How Will Clearwire Replace its Innovators?
According to Scott Richardson, his departure Monday from the post of chief strategy officer for national WiMAX provider Clearwire was a pre-planned move, to kick-start some delayed plans for building a software startup. While his parting seems amicable and is draped with pledges to “keep helping them out,” it’s valid to ask at this point how much departures like Richardson’s will hurt Clearwire’s plans to build a national wireless network, plans which are only now starting to get underway.
Already this year, the Kirkland, Wash. company has changed CEOs, moving Ben Wolff into the cozy “co-chairman” chair in favor of the big-telco experience of new CEO Bill Morrow. While Morrow continues to build his own team — a work in progress that saw a CFO replacement Monday alongside a hire to sort-of replace Richardson’s strategic responsibilities — it’s becoming evident that Clearwire is placing a premium on big-company experience for its C-level newcomers, perhaps at the expense of startup-type enthusiasm that both Wolff and Richardson had in spades.
Maybe the big telco and operational experience is necessary, given the scale at which Clearwire hopes to grow its network and operations. Richardson, who said he had wanted to start a software company before kind of falling into his Clearwire gig in 2007, said he saw the company building rapidly into something that reminded him of his days leading big teams at Intel.

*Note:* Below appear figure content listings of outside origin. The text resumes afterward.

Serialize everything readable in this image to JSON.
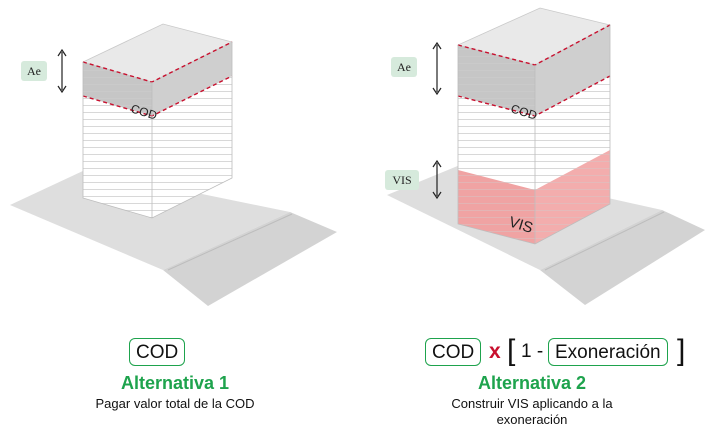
{
  "left": {
    "ae_label": "Ae",
    "cod_label": "COD",
    "formula": {
      "cod": "COD"
    },
    "title": "Alternativa 1",
    "description": "Pagar valor total de la COD"
  },
  "right": {
    "ae_label": "Ae",
    "cod_label": "COD",
    "vis_tag": "VIS",
    "vis_label": "VIS",
    "formula": {
      "cod": "COD",
      "times": "x",
      "open_bracket": "[",
      "one_minus": "1 -",
      "exoneracion": "Exoneración",
      "close_bracket": "]"
    },
    "title": "Alternativa 2",
    "description_line1": "Construir VIS aplicando a la",
    "description_line2": "exoneración"
  },
  "colors": {
    "accent_green": "#1ea34d",
    "tag_fill": "#d6eadc",
    "crown_gray": "#c6c6c6",
    "vis_pink": "#f0a3a3",
    "dashed_red": "#c8102e",
    "ground": "#dedede"
  }
}
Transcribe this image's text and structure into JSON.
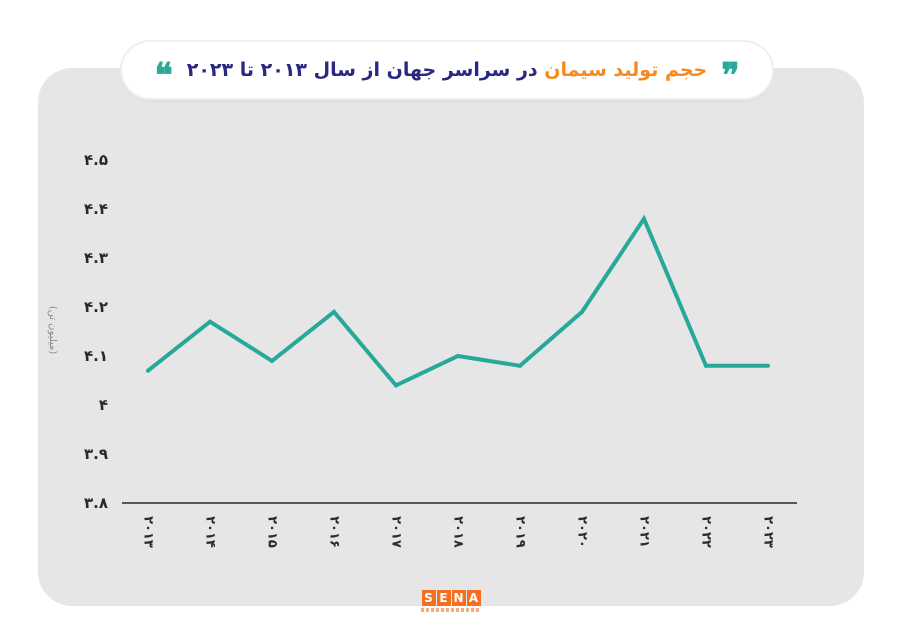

“I could see my team becoming four times the size it was now, in a short period of time,” Richardson said Monday in a quick phone chat. If he stayed while the company got bigger, Richardson said, “it would be harder to extract.” By leaving now, Richardson can start anew looking for opportunities in the mobile Internet software space, “something I originally wanted to do.”
The startup world’s gain, however, may be Clearwire’s loss, since more renegade thinking may be its best hope in competing against the largest service providers, namely the telephone companies. Richardson, who was a champion of innovative devices like the mobile Clear Spot Wi-Fi/WiMAX router, says he will stick around a bit to help Clearwire with its current game plan. The challenge will be for the new hires with big-company resumes to either deliver themselves or recognize innovators within, to replace the startup expertise that isn’t around anymore on a daily basis.